今回は、『猿地蔵』のあらすじと解説、感想、おすすめ絵本などをご紹介します!
概要
『猿地蔵』は、東北地方に位置する山形県に伝わる昔話です。
インドを起源とし、中国を経て日本にもたらされ、平安時代中期以降、地獄を恐れる風潮が強まったことにより、民衆の間に広まったとされる地蔵菩薩を信仰する「地蔵信仰」が根底にある民話です。
絵本『さるじぞうほいほい (子どもがはじめてであう民話 2)』はポプラ社より出版されています。テンポの良い大川悦生さんの文と梅田俊作さんのふわっとした絵が楽しく、最初から最後まで、笑いっぱなしの絵本です。残酷な場面がまったくない、王道の昔話です。

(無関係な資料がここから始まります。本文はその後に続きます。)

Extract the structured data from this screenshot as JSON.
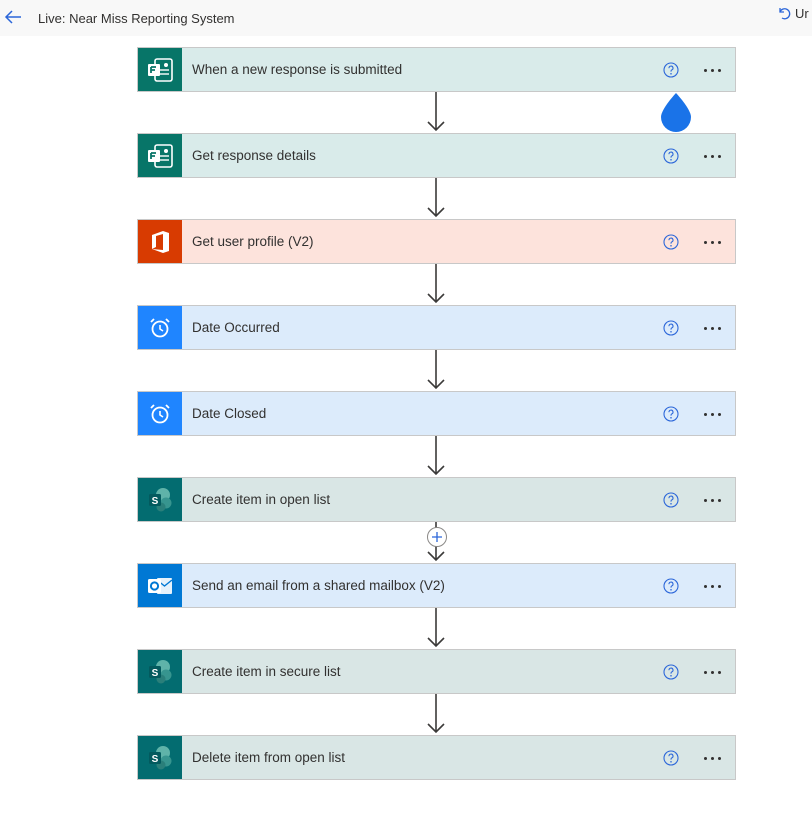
{
  "header": {
    "title": "Live: Near Miss Reporting System",
    "undo_label": "Ur"
  },
  "steps": [
    {
      "label": "When a new response is submitted",
      "icon": "forms-icon",
      "theme": "forms"
    },
    {
      "label": "Get response details",
      "icon": "forms-icon",
      "theme": "forms"
    },
    {
      "label": "Get user profile (V2)",
      "icon": "office-icon",
      "theme": "office"
    },
    {
      "label": "Date Occurred",
      "icon": "alarm-clock-icon",
      "theme": "schedule"
    },
    {
      "label": "Date Closed",
      "icon": "alarm-clock-icon",
      "theme": "schedule"
    },
    {
      "label": "Create item in open list",
      "icon": "sharepoint-icon",
      "theme": "sharepoint"
    },
    {
      "label": "Send an email from a shared mailbox (V2)",
      "icon": "outlook-icon",
      "theme": "outlook"
    },
    {
      "label": "Create item in secure list",
      "icon": "sharepoint-icon",
      "theme": "sharepoint"
    },
    {
      "label": "Delete item from open list",
      "icon": "sharepoint-icon",
      "theme": "sharepoint"
    }
  ],
  "themes": {
    "forms": {
      "icon_bg": "#077568",
      "card_bg": "#d9ebea"
    },
    "office": {
      "icon_bg": "#d83b01",
      "card_bg": "#fde3dc"
    },
    "schedule": {
      "icon_bg": "#1f85ff",
      "card_bg": "#dcebfb"
    },
    "sharepoint": {
      "icon_bg": "#036c70",
      "card_bg": "#d9e6e5"
    },
    "outlook": {
      "icon_bg": "#0078d4",
      "card_bg": "#dcebfb"
    }
  },
  "colors": {
    "accent": "#2b66d9",
    "drop_marker": "#1a73e8"
  }
}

あらすじ
むかしむかし、あるところに、乱暴者の猿たちに田や畑を荒らされて困っているお爺さんとお婆さんがいました。
お爺さんは、お地蔵さまの格好をして畑に立てば、猿たちも悪さをやめるのではないかと考え、お爺さんはお地蔵さんのふりをして畑に立ちました。

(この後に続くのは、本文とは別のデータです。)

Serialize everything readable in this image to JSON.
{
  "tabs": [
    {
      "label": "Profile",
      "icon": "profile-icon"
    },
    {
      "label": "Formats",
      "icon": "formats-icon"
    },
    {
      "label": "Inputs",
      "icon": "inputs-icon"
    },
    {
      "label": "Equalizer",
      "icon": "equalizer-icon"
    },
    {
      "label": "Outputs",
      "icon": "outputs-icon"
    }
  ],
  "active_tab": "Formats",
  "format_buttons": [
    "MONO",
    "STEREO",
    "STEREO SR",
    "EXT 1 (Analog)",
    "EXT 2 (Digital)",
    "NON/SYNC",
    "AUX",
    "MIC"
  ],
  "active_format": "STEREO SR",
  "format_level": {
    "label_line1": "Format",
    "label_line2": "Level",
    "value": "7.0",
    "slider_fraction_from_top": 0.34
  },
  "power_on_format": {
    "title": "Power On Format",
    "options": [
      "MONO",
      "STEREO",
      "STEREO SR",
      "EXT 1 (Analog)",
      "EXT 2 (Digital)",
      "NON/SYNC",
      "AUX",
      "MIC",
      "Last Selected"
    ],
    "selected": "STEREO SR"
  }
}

猿たちは、お爺さんを本物のお地蔵さまだと思い込み、山のお堂に祀ろうとお爺さんが化けたお地蔵さまを担いで運び始めました。
川を渡る時、
「猿のお尻は濡らしても、地蔵の尻は濡らすなよ」
と猿たちが陽気に歌うので、お爺さんはおかしくて笑い出しそうになりましたが、じっと我慢しました。
やがて猿たちはお爺さんのお地蔵さまをお堂に運び、お賽銭としてたくさんの小判を置いて拝むと、あっという間にどこかへ行ってしまいました。
お爺さんは、小判を持って家に帰り、今日あった出来事をお婆さんに話しました。
その話を聞いた隣の欲張りなお爺さんとお婆さんは、それを真似して自分たちも小判を手に入れようと考えました。
翌日、欲張りなお爺さんがお地蔵さまに化けて畑に立ちました。そこへまた猿たちが現れ、昨日と同じように欲張りなお爺さんのお地蔵さまを担いで運び始めました。
ところが、川を渡る時、
「猿のお尻は濡らしても、地蔵の尻は濡らすなよ」
と歌う猿たちの陽気な歌があまりにおかしく、お爺さんは我慢できずに、笑い出してしまいました。
お地蔵さまが人間だと分かった猿たちは、怒って欲張りなお爺さんを川へ放り投げてしまいました。
欲張りなお爺さんは泣きながら家に帰りました。
解説
地蔵は地獄に落ちて苦しみにあう死者を、地獄の入口で救済すると信じられることから、地獄の入口を村境にあてはめて、境の神の信仰と結びつきました。
また、地獄に落ちる者は、子孫をもたない無縁の霊であると考えられ、未婚のまま死んだ人とされる場合が多いことから、地蔵と子どもの霊が結びつき、地蔵を子どもの神様とする理解が強くなったと考えられています。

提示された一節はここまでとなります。